Who's traversing the tract?
Date: October 3, 2011
Nurse practitioner brings solution to screening shortage for colon cancer.
275. That’s the average number of colonoscopies it takes for a GI fellow to “reach minimal cognitive and motor competency” to do them, according to a study out this spring in Gastrointestinal Endoscopy. The article goes on to suggest that the bar for mastering colonoscopies should be moved even higher.
Hitting high volumes has seldom been a problem at Hopkins, as an academic center with a seamless supply of colonoscopy patients. And it’s certainly not a drawback for Monica VanDongen, who has performed hundreds in the two years since she began her training and clinical practice in the Department of Gastroenterology and Hepatology. At Hopkins and elsewhere, the young woman is unique: VanDongen is a nurse practitioner who completed a one-year, intensive medical fellowship in gastroenterology.
Now she and those who follow her bring hope of easing a clinical problem that’s all too obvious, says department director Tony Kalloo: “Thousands of people are not getting screened for colorectal cancer because of manpower shortages. It’s reasonable, then, to raise the number of capable providers for that procedure,” he notes. Yet, at the same time, reimbursement for colonoscopies is going down. “If we’re all dedicated to saving health care costs while not compromising patient care,” says Kalloo, “doesn’t this solution make sense?”
VanDongen’s skills are proven. Because of her unusual status as a nurse-practitioner colonoscopist, her work has been monitored more than most. “The audits are especially necessary because the American Society of Gastrointestinal Endoscopy has essentially no data to support non-physicians in this new role,” she says.
A recent review noted VanDongen’s 94.6 percent success rate for cecal intubation—the sine qua non of traversing the tract to the cecum. Kalloo describes her detection of precancerous adenomas—0.43 per colonoscopy—as “wonderful.” And her ability to complete the procedures and do them within the recommended time—a sign of skillful maneuvering—is well above the national average.

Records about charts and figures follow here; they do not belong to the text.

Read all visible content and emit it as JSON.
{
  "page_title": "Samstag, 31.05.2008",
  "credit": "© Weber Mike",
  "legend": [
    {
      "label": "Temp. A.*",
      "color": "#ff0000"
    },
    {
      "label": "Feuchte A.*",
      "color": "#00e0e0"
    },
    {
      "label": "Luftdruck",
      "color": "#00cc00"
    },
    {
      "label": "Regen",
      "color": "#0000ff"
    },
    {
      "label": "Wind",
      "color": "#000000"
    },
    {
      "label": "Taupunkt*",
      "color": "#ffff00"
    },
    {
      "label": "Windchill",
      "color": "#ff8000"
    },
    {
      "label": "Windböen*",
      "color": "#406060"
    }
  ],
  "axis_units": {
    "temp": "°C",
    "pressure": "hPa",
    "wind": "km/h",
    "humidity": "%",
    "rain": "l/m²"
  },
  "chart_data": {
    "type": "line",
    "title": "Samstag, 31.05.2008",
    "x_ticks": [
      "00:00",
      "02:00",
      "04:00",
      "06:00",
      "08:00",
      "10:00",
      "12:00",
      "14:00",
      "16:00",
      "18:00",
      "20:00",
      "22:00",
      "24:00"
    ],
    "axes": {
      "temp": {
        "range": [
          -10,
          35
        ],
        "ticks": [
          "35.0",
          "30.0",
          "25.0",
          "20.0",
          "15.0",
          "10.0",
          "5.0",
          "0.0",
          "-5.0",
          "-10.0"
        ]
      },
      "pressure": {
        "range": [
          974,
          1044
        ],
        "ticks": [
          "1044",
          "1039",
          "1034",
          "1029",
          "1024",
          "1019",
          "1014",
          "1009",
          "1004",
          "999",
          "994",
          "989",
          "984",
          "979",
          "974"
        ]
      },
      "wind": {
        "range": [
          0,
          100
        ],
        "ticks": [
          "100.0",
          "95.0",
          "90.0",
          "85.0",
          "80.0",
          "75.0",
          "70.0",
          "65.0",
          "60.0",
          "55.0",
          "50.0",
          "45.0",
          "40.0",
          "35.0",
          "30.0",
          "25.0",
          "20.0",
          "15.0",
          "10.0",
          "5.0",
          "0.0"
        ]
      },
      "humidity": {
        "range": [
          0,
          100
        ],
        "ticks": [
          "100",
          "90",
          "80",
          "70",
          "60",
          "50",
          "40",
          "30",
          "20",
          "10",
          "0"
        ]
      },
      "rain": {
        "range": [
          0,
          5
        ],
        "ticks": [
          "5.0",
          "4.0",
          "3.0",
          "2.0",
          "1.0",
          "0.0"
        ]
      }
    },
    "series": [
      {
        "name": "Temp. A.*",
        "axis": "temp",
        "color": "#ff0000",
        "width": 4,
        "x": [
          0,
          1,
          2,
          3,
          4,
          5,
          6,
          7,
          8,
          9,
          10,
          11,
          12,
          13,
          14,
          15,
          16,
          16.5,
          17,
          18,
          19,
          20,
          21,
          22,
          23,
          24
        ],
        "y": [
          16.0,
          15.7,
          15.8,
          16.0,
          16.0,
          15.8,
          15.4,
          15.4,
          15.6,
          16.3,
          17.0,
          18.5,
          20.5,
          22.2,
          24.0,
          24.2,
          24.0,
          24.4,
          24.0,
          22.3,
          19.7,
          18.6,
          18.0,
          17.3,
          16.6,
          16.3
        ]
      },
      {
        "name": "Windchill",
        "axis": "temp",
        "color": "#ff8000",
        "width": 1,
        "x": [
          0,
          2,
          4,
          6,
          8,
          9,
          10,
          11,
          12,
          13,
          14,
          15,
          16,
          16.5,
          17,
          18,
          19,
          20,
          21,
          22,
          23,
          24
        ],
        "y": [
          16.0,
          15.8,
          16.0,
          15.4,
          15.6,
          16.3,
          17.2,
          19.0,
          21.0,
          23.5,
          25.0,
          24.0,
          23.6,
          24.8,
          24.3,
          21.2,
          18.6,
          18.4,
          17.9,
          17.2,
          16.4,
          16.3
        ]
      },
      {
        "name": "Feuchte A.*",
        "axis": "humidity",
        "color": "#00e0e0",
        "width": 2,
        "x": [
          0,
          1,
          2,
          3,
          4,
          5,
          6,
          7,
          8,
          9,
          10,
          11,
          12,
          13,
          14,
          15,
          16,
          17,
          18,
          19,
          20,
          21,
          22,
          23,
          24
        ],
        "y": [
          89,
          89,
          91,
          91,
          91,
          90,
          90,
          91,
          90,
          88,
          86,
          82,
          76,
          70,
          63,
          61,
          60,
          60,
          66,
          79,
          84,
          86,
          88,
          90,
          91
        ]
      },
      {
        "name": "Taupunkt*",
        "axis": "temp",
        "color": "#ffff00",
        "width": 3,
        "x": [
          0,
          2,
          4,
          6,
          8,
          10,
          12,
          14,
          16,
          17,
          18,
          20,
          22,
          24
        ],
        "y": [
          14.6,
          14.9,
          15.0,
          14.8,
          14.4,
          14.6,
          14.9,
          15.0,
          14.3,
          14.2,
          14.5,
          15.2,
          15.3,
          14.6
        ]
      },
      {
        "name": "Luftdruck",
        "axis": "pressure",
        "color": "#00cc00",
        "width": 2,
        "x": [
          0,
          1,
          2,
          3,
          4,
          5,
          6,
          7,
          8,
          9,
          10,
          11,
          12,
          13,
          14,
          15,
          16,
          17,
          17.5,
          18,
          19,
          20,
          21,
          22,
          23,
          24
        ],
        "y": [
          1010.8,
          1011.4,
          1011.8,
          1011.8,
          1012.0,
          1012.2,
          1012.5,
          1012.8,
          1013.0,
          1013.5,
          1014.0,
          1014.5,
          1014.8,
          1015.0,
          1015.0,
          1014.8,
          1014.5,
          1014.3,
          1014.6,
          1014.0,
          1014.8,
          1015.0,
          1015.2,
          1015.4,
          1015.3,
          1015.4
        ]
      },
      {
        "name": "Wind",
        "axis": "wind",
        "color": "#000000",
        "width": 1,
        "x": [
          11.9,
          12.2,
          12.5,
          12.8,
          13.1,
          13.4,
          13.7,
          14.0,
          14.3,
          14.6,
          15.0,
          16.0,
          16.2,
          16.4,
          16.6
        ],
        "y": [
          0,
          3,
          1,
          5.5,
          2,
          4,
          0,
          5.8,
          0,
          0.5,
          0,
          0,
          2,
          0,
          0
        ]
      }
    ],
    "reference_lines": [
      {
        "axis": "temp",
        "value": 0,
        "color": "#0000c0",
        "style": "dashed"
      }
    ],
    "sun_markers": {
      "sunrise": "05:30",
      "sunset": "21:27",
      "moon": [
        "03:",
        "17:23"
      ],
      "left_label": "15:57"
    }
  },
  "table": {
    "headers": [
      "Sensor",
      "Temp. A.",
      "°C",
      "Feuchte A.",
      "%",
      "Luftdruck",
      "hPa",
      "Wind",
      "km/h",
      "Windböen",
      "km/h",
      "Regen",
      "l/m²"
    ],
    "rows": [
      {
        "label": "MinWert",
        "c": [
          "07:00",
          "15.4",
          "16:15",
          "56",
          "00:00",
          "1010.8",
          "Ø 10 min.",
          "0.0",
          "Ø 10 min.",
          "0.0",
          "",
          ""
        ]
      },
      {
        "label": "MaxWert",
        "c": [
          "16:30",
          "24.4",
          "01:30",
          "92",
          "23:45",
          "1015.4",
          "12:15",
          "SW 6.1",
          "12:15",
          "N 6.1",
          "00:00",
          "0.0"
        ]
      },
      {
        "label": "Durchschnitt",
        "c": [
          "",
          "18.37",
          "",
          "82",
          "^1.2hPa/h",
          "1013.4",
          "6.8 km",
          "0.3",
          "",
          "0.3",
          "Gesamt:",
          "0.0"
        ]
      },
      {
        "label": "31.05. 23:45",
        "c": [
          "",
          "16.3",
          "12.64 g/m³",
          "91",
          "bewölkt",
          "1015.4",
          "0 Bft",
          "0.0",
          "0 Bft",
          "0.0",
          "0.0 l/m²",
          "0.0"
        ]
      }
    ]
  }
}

“My great worry when I began the training was about working alongside the medical fellows and being accepted by them,” says VanDongen. “As a nurse practitioner, I expected some resistance, but it wasn’t there.”
Departmental reviewers are so pleased with the new venture with Hopkins’ School of Nursing that two more fellows are in training.
As for VanDongen, she’s finishing a doctoral degree and its required clinical research. Struck by the apparent benefits of having patients prepare for a colonoscopy both in the morning and the night before it, she’s been integrating the split prep into her practice. “You’d think, intuitively, that the longer a patient goes without eating or drinking, the better,” she says. “But bilious material builds up with time, especially on the right side of the colon. The morning dose of irrigant acts as a final flush of those secretions.”
Meanwhile, VanDongen continues an active practice, both with clinic patients and with those in a colorectal screening program for underserved people who live near Hopkins.